Gretta Stone

At Reservoir we often work on women’s health issues and we know all too well that being a women’s health advocate can be an exercise in frustration. Why does it often take ten years for women to be diagnosed with endometriosis when 1 in 10 women have the condition? Why are the symptoms of heart attack so often missed in women when heart disease is the leading cause of death in women? And why has seemingly every woman been told – or know someone who has been told – her symptoms are “all in her head” or “just due to stress”? The challenges are deep-seated and stem from a lack of research and a lack of awareness.

But in 2024 I am much more hopeful than ever before because the examples above come straight from a speech given yesterday by our nation’s first lady, Dr. Jill Biden. At an event hosted by Maria Shriver’s Women’s Alzheimer’s Movement and the Society for Women’s Health Research (SWHR) she clearly articulated the challenges we’ve been grappling with for decades.

Through conversations with the tenacious Maria Shriver and the broader women’s health community, Dr. Biden became a champion of women’s health. And in the State of the Union address earlier this year President Joe Biden called for $12 billion in new funding for women’s health research and followed this with a broad executive order to advance and prioritize research on women’s health across federal research and budgets.

As a long-time board member and current chair of SWHR it has been thrilling and gratifying to see these big moves and the palpable new momentum. Tonight we’ll certainly celebrate this moment at the Society’s annual awards gala with a packed house and a champagne toast.

However, we are clear-eyed. We know that the hard work is just beginning; the ball is rolling but the road ahead is filled with bumps and dead ends. Turning calls for funding – even those from the president of the United States – into actual funding is an uphill battle. And ensuring funding turns into valuable research and real change is a multi-year or a multi-decade process.
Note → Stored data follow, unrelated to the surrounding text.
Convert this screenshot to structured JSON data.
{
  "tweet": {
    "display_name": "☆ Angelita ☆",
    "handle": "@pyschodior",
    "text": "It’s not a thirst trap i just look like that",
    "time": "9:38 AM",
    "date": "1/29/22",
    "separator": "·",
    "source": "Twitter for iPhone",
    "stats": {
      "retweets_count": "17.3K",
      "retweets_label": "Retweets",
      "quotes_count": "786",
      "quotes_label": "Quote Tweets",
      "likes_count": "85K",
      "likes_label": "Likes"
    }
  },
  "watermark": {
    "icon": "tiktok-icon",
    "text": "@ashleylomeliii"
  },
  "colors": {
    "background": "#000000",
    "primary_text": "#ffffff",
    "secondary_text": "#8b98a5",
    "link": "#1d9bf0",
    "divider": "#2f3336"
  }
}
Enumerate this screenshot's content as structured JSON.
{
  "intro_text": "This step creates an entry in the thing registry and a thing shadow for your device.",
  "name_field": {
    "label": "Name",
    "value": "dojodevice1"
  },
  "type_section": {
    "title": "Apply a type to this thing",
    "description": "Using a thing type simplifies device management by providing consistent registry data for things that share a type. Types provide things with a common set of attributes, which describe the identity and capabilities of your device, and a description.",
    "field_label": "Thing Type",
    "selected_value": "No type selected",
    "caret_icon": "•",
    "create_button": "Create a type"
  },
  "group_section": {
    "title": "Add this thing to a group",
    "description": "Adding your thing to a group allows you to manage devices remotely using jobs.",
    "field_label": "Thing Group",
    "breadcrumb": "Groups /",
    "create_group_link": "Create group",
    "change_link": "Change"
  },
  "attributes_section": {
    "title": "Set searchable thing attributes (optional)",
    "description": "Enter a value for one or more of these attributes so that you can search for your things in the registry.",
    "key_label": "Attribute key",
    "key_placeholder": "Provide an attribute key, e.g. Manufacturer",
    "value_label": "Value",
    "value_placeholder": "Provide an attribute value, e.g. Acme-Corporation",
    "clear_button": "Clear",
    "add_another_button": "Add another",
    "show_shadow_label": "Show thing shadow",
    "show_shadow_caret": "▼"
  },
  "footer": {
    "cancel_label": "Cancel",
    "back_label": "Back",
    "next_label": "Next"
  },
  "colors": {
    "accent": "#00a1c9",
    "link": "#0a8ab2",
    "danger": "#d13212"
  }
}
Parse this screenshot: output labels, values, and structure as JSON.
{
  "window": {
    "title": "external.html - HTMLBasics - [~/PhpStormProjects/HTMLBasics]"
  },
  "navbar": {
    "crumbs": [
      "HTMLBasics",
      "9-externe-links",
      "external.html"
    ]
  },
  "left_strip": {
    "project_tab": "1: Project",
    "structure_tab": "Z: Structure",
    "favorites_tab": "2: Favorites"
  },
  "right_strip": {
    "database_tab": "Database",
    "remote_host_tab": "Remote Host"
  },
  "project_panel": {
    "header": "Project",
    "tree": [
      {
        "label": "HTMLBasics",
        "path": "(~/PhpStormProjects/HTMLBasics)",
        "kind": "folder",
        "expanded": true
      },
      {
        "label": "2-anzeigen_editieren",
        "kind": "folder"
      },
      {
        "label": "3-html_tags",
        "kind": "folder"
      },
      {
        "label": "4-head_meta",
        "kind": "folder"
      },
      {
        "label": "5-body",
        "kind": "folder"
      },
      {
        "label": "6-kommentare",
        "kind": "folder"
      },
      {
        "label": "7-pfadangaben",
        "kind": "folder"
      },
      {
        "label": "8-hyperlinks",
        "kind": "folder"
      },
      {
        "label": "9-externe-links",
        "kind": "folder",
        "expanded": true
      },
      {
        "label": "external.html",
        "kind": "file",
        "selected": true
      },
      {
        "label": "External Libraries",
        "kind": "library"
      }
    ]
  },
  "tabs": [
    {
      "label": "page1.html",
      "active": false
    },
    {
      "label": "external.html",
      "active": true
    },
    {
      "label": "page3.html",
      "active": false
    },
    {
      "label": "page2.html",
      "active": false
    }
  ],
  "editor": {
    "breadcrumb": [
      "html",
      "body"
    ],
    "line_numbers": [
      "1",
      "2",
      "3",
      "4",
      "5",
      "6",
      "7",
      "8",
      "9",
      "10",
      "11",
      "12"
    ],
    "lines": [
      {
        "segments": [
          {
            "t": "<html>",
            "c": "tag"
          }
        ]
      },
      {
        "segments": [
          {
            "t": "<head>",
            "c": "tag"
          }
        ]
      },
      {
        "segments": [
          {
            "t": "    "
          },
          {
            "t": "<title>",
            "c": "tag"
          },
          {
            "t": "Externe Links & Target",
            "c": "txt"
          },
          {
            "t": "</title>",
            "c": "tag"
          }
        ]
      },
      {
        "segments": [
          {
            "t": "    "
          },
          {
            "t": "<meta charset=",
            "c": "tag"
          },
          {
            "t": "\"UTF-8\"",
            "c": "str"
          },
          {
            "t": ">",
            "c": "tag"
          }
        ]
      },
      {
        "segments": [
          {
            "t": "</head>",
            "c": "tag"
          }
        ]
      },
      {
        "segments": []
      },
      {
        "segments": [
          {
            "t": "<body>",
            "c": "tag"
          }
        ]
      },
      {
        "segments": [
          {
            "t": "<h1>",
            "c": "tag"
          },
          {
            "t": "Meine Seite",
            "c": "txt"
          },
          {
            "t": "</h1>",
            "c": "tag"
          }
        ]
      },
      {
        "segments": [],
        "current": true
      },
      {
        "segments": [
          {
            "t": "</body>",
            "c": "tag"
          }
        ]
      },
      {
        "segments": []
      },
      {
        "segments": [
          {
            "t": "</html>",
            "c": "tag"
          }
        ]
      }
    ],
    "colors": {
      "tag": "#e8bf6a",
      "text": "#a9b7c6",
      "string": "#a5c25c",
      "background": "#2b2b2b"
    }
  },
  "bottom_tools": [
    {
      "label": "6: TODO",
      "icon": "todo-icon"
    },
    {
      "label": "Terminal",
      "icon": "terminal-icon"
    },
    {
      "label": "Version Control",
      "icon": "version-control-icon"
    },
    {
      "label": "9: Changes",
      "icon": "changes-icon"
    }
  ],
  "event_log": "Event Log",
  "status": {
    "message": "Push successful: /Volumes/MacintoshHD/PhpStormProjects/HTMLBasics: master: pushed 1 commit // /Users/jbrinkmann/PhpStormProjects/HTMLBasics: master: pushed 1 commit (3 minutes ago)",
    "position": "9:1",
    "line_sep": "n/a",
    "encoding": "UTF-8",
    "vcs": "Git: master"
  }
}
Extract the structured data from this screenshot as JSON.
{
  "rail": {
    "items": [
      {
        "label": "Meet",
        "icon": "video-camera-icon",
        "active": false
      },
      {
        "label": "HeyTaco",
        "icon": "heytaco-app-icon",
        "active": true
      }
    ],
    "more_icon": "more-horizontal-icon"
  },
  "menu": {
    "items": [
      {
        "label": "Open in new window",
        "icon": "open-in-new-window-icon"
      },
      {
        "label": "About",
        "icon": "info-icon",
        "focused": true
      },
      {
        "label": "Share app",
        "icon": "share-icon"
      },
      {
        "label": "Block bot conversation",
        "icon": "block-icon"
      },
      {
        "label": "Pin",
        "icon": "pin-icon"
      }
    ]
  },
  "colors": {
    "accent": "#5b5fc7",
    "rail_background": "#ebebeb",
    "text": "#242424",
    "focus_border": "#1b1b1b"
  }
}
Knowing this, we are glad to have so many committed champions of women’s health. The women’s health community is strong, determined and more aligned than ever. We are committed to progress and to bringing it to all women, including women of color who have often been left behind in the past. In addition, leaders across the broader patient community, across academia, across industry recognize that so many diseases uniquely, differently or disproportionately impact women, from Alzheimer’s to autoimmune diseases to many cancers and beyond. Now is the time for us all to be women’s health advocates.